Even if today’s elder statesmen gamers weren’t fans from way back when, though, they’re still starting to dig the groovy cool of a bit of button crunching. And they’re getting into the fun for a number of groovy, cool reasons.
NBC News posted an article recently that featured the story of 88-year-old Audrey Buchanan. She loves playing a little Nintendo 3DS game called Animal Crossing: New Leaf, a 2013 game that sets you off on a farming quest in a sunny burg full of talking bunnies, ducks, squirrels and owls. Audrey has reportedly put some 3,500 hours into the game. She says that not only does she love the fun, and the sense that the in-game animal friends are “like company,” but it also helps her connect with her 38-year-old grandson, who’s also into gaming.
If you’re thinking that this particular octogamerian is a rare fluke, you would be wrong. A 2016 study by the American Association of Retired Persons states that 38% of America’s 50-and-older set are currently blending video games into their regular lifestyle. And a good chunk of them are actually playing games online so they can use the fun as a way to connect with others. The NBC News story tells of a 66-year-old guy with the gaming handle “GrndPaGaming” who became pretty popular on the game streaming site Twitch, where some 200,000 subscribers regularly tune in to watch him play.
Oh, and if you want some more positive statistics connected to this older gaming goodness, you need look no further than this article that compiles info from a number of studies. It points out that gamers young and old can gain everything from relief from stress to improved hand-eye coordination, mental flexibility and enhanced spatial memory while they game away.
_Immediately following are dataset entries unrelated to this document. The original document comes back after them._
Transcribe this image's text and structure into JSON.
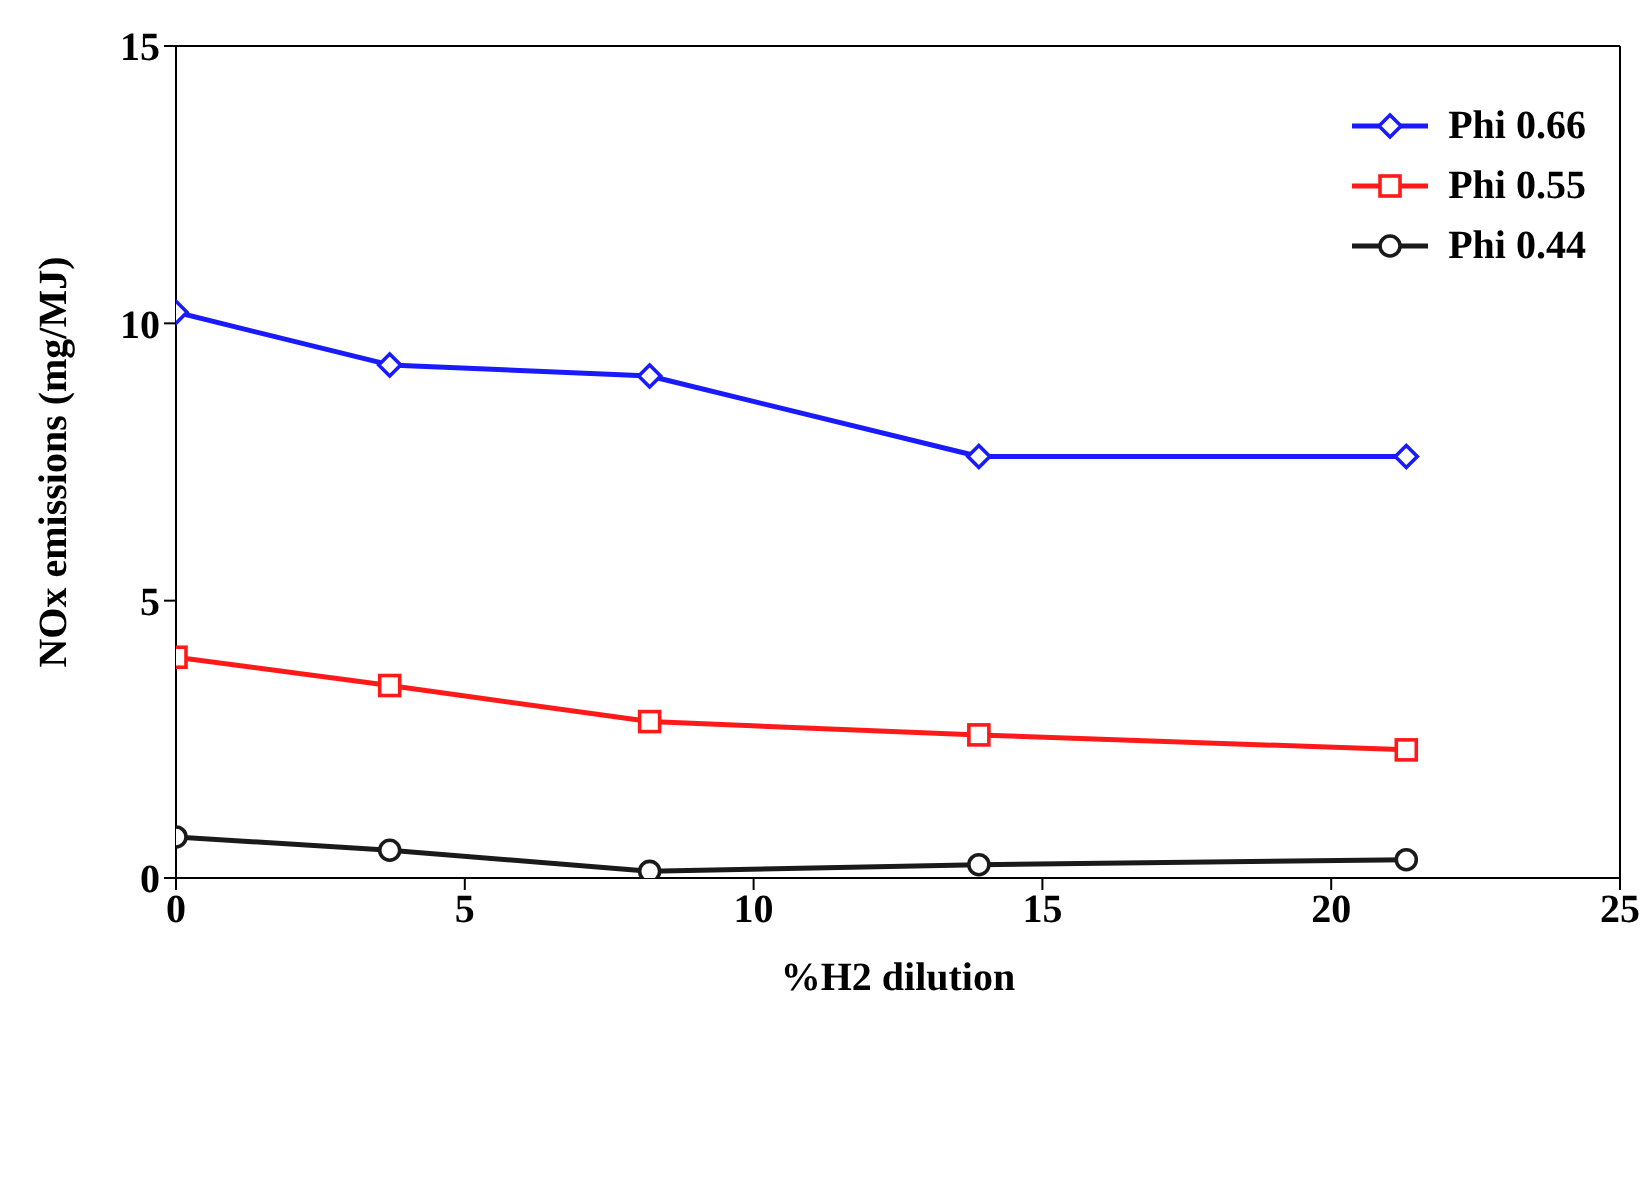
{
  "chart_data": {
    "type": "line",
    "xlabel": "%H2 dilution",
    "ylabel": "NOx emissions (mg/MJ)",
    "x": [
      0,
      3.7,
      8.2,
      13.9,
      21.3
    ],
    "series": [
      {
        "name": "Phi 0.66",
        "color": "#1a1aff",
        "marker": "diamond",
        "values": [
          10.2,
          9.25,
          9.05,
          7.6,
          7.6
        ]
      },
      {
        "name": "Phi 0.55",
        "color": "#ff1a1a",
        "marker": "square",
        "values": [
          3.98,
          3.47,
          2.82,
          2.58,
          2.31
        ]
      },
      {
        "name": "Phi 0.44",
        "color": "#1a1a1a",
        "marker": "circle",
        "values": [
          0.74,
          0.5,
          0.12,
          0.24,
          0.33
        ]
      }
    ],
    "xlim": [
      0,
      25
    ],
    "xticks": [
      0,
      5,
      10,
      15,
      20,
      25
    ],
    "ylim": [
      0,
      15
    ],
    "yticks": [
      0,
      5,
      10,
      15
    ],
    "grid": false,
    "legend": "top right",
    "line_style": "solid"
  }
}
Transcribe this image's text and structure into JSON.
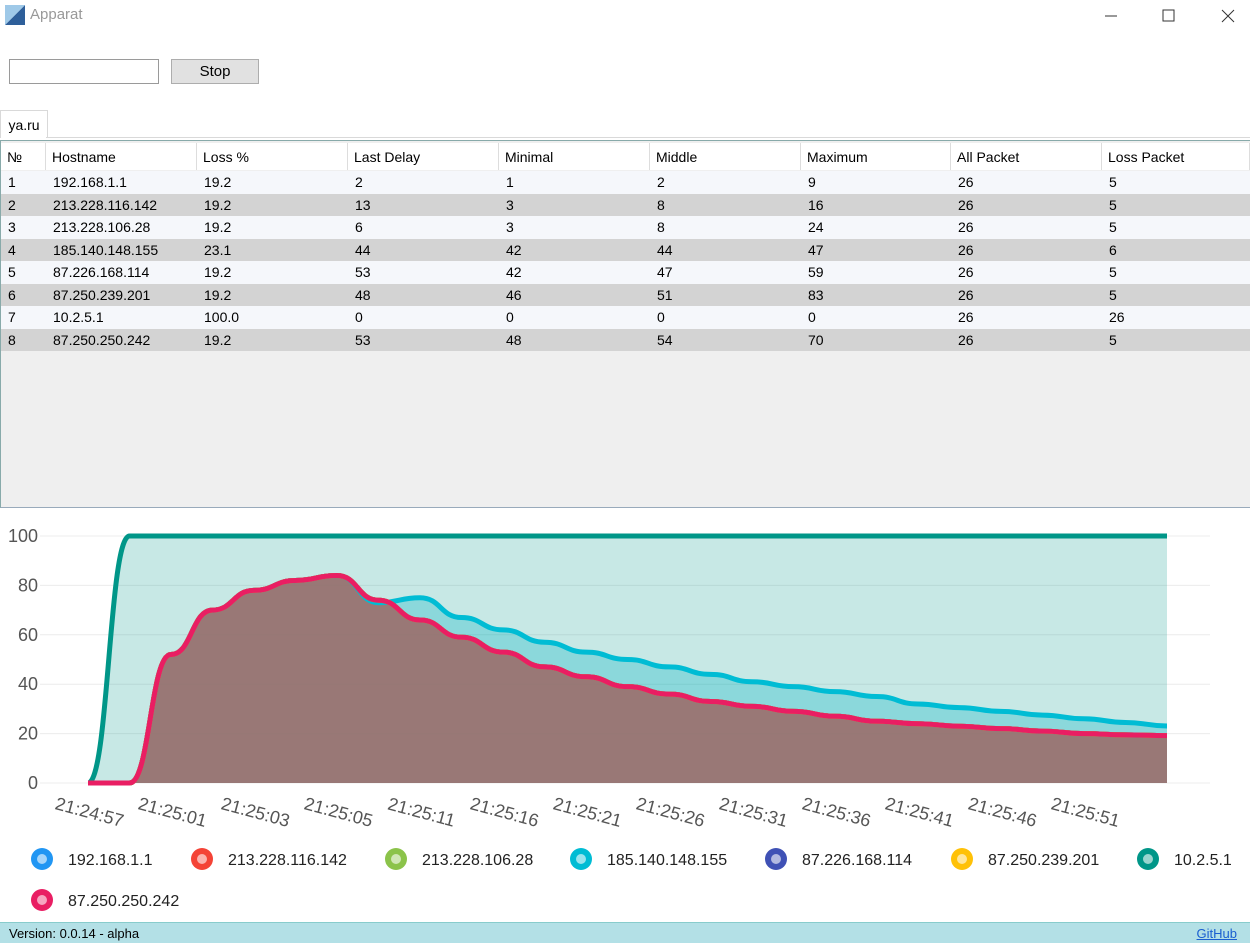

Of course, I’m not saying that there are no possible downsides to gaming or the sometimes nasty content in games. (I mean, that’s why we review video games and point out said content, after all.) But I am saying that there are plenty of positives here, too, especially for grandmas who want to keep their minds active and find ways to connect with the young ones in their lives. .
NBC News also introduced readers to another gaming granny named Shirley Curry. She’s really into an online Skyrim game called The Elder Scrolls (ironically enough). And she said:
“I know if I wasn’t playing games, I would just be sitting here at home, quilting, reading. It would get boring, and I would get tired and it would probably lead to depression.”
Now, nothing against quilting and reading, but if they’re driving your grandparents to some form of angry depression, then we’d better get them gaming straight away!